When Texas Monthly bought the beloved Texas Country Reporter TV series two years ago, my colleagues and I were excited and also worried. We knew the popularity of the show, which tells engaging stories about folks along the back roads of Texas, was based in large part on the appeal of its cohosts, Bob Phillips and his wife, Kelli, who had decided they wanted to take on new adventures fifty years after Bob founded TCR. Luckily, the Phillipses agreed to continue to host the show for two more years while we sought someone to fill their Texas-size boots.
Leading that search was Melissa Reese, Texas Monthly’s director of video and events, who oversees TCR and is the best-organized visual artist I’ve ever worked with.
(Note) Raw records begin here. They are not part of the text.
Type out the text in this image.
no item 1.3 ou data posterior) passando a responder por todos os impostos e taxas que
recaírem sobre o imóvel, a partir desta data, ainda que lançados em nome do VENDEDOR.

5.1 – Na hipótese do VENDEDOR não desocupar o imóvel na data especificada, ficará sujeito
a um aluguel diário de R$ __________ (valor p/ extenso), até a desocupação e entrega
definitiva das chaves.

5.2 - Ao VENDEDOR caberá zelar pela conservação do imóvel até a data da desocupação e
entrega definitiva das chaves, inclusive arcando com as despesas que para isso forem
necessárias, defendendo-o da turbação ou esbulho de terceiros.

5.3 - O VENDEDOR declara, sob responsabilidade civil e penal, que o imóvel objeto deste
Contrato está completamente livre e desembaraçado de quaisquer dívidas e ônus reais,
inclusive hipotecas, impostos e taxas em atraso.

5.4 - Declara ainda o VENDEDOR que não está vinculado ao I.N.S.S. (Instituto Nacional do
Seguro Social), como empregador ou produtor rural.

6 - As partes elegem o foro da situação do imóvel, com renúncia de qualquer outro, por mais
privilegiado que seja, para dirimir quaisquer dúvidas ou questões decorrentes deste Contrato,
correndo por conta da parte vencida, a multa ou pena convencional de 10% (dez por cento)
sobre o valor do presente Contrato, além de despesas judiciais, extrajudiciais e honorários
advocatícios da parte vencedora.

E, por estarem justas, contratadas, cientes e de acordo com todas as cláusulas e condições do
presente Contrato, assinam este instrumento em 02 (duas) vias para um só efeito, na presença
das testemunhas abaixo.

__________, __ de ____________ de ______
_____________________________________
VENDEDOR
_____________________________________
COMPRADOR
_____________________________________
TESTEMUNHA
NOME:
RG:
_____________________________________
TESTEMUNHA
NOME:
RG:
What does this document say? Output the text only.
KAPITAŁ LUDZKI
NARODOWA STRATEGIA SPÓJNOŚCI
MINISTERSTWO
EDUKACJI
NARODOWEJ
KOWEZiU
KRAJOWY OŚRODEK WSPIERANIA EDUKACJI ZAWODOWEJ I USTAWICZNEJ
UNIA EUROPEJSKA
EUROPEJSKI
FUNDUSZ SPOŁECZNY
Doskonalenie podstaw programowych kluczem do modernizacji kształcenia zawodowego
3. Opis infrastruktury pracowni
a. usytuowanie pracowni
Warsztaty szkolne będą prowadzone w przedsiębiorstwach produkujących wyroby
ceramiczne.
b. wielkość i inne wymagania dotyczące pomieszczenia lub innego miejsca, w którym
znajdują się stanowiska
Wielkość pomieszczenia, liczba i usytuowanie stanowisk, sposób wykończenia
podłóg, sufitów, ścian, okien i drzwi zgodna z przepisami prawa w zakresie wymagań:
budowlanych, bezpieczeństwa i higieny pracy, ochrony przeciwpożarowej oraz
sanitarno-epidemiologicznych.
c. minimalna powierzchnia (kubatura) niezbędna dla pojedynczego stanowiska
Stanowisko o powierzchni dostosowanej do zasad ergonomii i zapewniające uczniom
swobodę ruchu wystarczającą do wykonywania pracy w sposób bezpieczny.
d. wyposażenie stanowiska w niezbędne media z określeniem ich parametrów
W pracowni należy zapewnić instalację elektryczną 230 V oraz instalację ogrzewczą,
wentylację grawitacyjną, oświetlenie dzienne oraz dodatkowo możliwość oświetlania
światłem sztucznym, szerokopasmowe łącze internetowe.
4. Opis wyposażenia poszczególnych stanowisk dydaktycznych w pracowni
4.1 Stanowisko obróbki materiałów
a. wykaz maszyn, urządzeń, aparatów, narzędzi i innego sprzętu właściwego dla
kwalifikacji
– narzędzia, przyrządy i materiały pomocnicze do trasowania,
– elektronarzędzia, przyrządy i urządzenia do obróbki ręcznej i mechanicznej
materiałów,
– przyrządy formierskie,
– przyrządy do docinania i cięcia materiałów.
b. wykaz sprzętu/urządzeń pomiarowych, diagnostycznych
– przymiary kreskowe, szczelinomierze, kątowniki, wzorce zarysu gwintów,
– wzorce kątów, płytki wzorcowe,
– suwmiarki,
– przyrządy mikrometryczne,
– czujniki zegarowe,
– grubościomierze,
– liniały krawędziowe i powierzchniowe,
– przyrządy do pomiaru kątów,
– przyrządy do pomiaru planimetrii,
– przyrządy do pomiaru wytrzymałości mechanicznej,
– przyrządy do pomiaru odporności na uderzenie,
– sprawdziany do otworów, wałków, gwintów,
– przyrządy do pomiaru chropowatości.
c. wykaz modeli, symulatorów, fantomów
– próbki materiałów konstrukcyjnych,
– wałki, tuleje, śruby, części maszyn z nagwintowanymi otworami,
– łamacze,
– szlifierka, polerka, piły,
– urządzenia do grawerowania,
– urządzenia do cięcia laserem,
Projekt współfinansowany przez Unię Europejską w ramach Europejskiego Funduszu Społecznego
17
After months of interviewing candidates and traveling around the state with them to produce “mock” video stories, Melissa, in consultation with the talented TCR crew, identified several promising potential hosts. One of them, J. B. Sauceda, stood out even before we took him on the road for a test run.
Raised in La Porte, just southeast of Houston, J.B. is, at age 38, an accomplished video host, photographer, and entrepreneur. He has fronted segments for the travel show YOLO TX, which, like TCR, is distributed through broadcast TV stations all over Texas and on YouTube. He was interviewed for a documentary collaboration between National Geographic and Travel Texas, the state agency that promotes tourism.
J.B. launched the popular social media account Texas Humor in 2011, and in 2016 he published Y’all: The Definitive Guide to Being a Texan. He is a licensed pilot; longtime readers of Texas Monthly might recognize him for his aerial photography that was featured in the magazine in 2017 and became the basis for his second book, A Mile Above Texas. “J.B. is a gifted multimedia storyteller,” Melissa says, “but he’s especially appealing on camera, as a host and interviewer. He’s curious, warm, and genuine. The J.B. you see on the air is the same guy you’ll see if you run into him at H-E-B.” Bob Phillips, who knows J.B.’s work, welcomed him warmly, saying, “You are about to start what will be the best part of your life. There are still lots of stories to tell in this great state.”
Before seeking the host position, J.B. consulted closely with his wife, Priscilla, and their two children, ages four and eight. “We’re all fans of Texas Country Reporter,” J.B. says, “and as someone who loves Texas, I can’t wait to get out around the state with the TCR crew.” J.B. will appear as host for the show’s fifty-third season, which will begin airing in September. Until then, fans can continue watching Bob and Kelli during season 52.
We’ve recently redesigned the TCR website, where viewers can see all of the episodes from the previous two seasons and find local broadcast showtimes. New and archived episodes will be added over time, with tags that will make it easy to find your favorite story about that maker of intricate dollhouses or the creator of the Black Cowboy Museum.
Managing all of these dynamics would be a full-time job for anyone else, but it’s not for Melissa, who also leads Texas Monthly’s live events. This year three of the biggest annual shindigs fell on successive weekends in October and November. After the TCR Festival in Waxahachie, about thirty miles south of Dallas, Melissa oversaw the Texas Monthly BBQ Festival, in Lockhart, sixty miles northeast of San Antonio, and coordinated TM’s active participation in the Texas Book Festival, in Austin.
The barbecue event, held in glorious (finally!) weather, attracted about 12,000 lovers of smoked meats. They were able to sample the wares of forty of the top fifty joints in Texas Monthly’s quadrennial ranking and hear some terrific live music. Melissa gets a bit of a break until April 13, when TM writers and editors will serve as moderators during the annual San Antonio Book Festival. Please jot that down on your calendar. We hope to see you there!